Killer Music?

By Tara Wilkinson

The notion that aggressive music and homicide correlate, has been considered with increasing interest lately. Take for instance, the recent case of Jodi Jones, murdered by her boyfriend Luke Mitchell. Mitchell, like other teenage killers, was found to be a passionate afficionado of Marilyn Manson. Jodi’s injuries showed a striking resemblance to those in Manson’s painting of Black Dahlia murder victim and Hollywood starlet, Elizabeth Short.

Judge Lord Nimmo Smith told Mitchell: “I believe that in the way you went, with deliberation, about killing Jodi and mutilating her body, you were acting out a scene which you had previously formed in your mind.” Mitchell bought Manson’s album Golden Age of Grotesque two days after he murdered Jodi in woods near her home. The CD came with a DVD which the jury were privy to, depicting a naked young girl lying on the ground surrounded by areas of foliage and undergrowth.

Also, two women, bound together, were seen being hooded and molested and forced into a car. Manson could be heard saying: "Kill me, kill everyone, let them all die... Stop rehearsing alcohol and start performing narcotics.

While this case and a dozen similar ones show a correspondence between the murder and the murderer’s obsession with a particular artist or genre, can we really prove that there is a link between homicide and music? That is, would Jodi still be alive if it wasn’t for Marilyn Manson? The idea that Mitchell would be a perfectly normal teenager without the influence of the bat-consuming god of punk metal seems absurd; surely if someone is pathologically unstable their homicidal nature will show

ith or without music.

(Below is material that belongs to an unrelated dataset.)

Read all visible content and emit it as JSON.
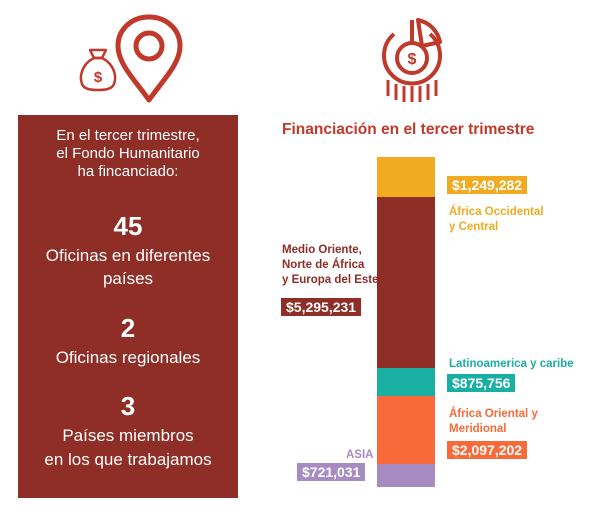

Stanley Kubrick’s vastly controversial A Clockwork Orange provides an interesting contention to this widely held notion. Alex, the film’s sadistic teenage protagonist, has two pet loves above all else; Beethoven’s Ninth Symphony, and ‘ultra-violence’. The film is characterised by its constant juxtaposition of music with violence, and Alex’s disturbing fantasies about rape and murder are always triggered by classical music.

When Alex and his select group of similarly disenchanted underlings, aka his ‘droogs’, beat up the writer F. Alexander and gang-rape his wife, it is to the tune of Singing in the Rain. When one of the ‘droogs’, Dim, interrupts a woman singing a piece from an opera, Alex lashes out at him, breaking his hand. When Alex is eventually caught, he undergoes Pavlovian style aversion therapy, associating his favourite music and violence with sickness.

Alex is free, but now he physically cannot bring himself to commit violence or listen to classical music without feeling powerful nausea. When he is forced to listen to Beethoven’s Ninth at full volume by former victim, F. Alexander, Alex throws himself out of a third-floor window, breaking every bone in his body. Fortunately for him, when he wakes up in hospital, the government have reversed the effects of the treatment, in order to denounce the anti-totalitarian F. Alexander.

The last scene shows Alex grinning manically, cured of his curing, surrounded by huge speakers belting out Beethoven’s Ninth. And we don’t need to be told what he’s thinking about. Burgess seems to suggest that by removing the love of music, the trigger for violence, Alex, as a metaphor for the generation of vandals, is debilitated. When the love of music returns, so does his passion for violence and he once again poses a menace to the streets of London.

This is a fairly simplistic angle on the equation, and the argument that music should provide the fundamental cause of murder is highly disputable. But clearly music plays an important part in the minds of psychopaths that commit horrific crimes, like those of Alex LeGrand or, indeed, Luke Mitchell. It has been proven beyond doubt that when the body is subjected to loud, overwhelming sounds, the brain releases endorphins.

As a result, the listener experiences a sensation of euphoria, similar to a ‘runner's high’. Endorphins cause addiction just like any other drug, and when the music is stopped, and the drug removed, the listener can become irritable and irrational. This irritability can lead to a requirement for an even greater adrenalin rush, achieved by violence and ultimately murder. Every day, people are violently assaulted after complaining about loud music coming from houses or cars.

In June 2002, for instance, a man from Covington, USA, complained about a loud car stereo to the driver. The driver temporarily left the area, retrieved a .25 calibre pistol from his house and returned, shooting and killing the complainant, because he attempt- ed to impede the adrenalin kick his loud music gave him. Stanley Kubrick captures the quintessence of this manic control over music and the high it brings, as Alex wallops Dim when he interrupts the opera singing in the milk-bar.

It would be unwise to argue that music directly causes violence. But loud music undoubtedly mobilises humans to action; soldiers in the WW2 listened to loud music before they went into battle to “psyche” themselves up for the fight. While people with homici dal tendencies may never ordinarily gain the impetus to actually kill someone, they may draw their motivation from the images transmitted through music and the adrenalin rush it gives.

So think twice before you go and tell your weird neighbour to turn down the screams of Slipknot coming from his room. It’s not always the quiet ones.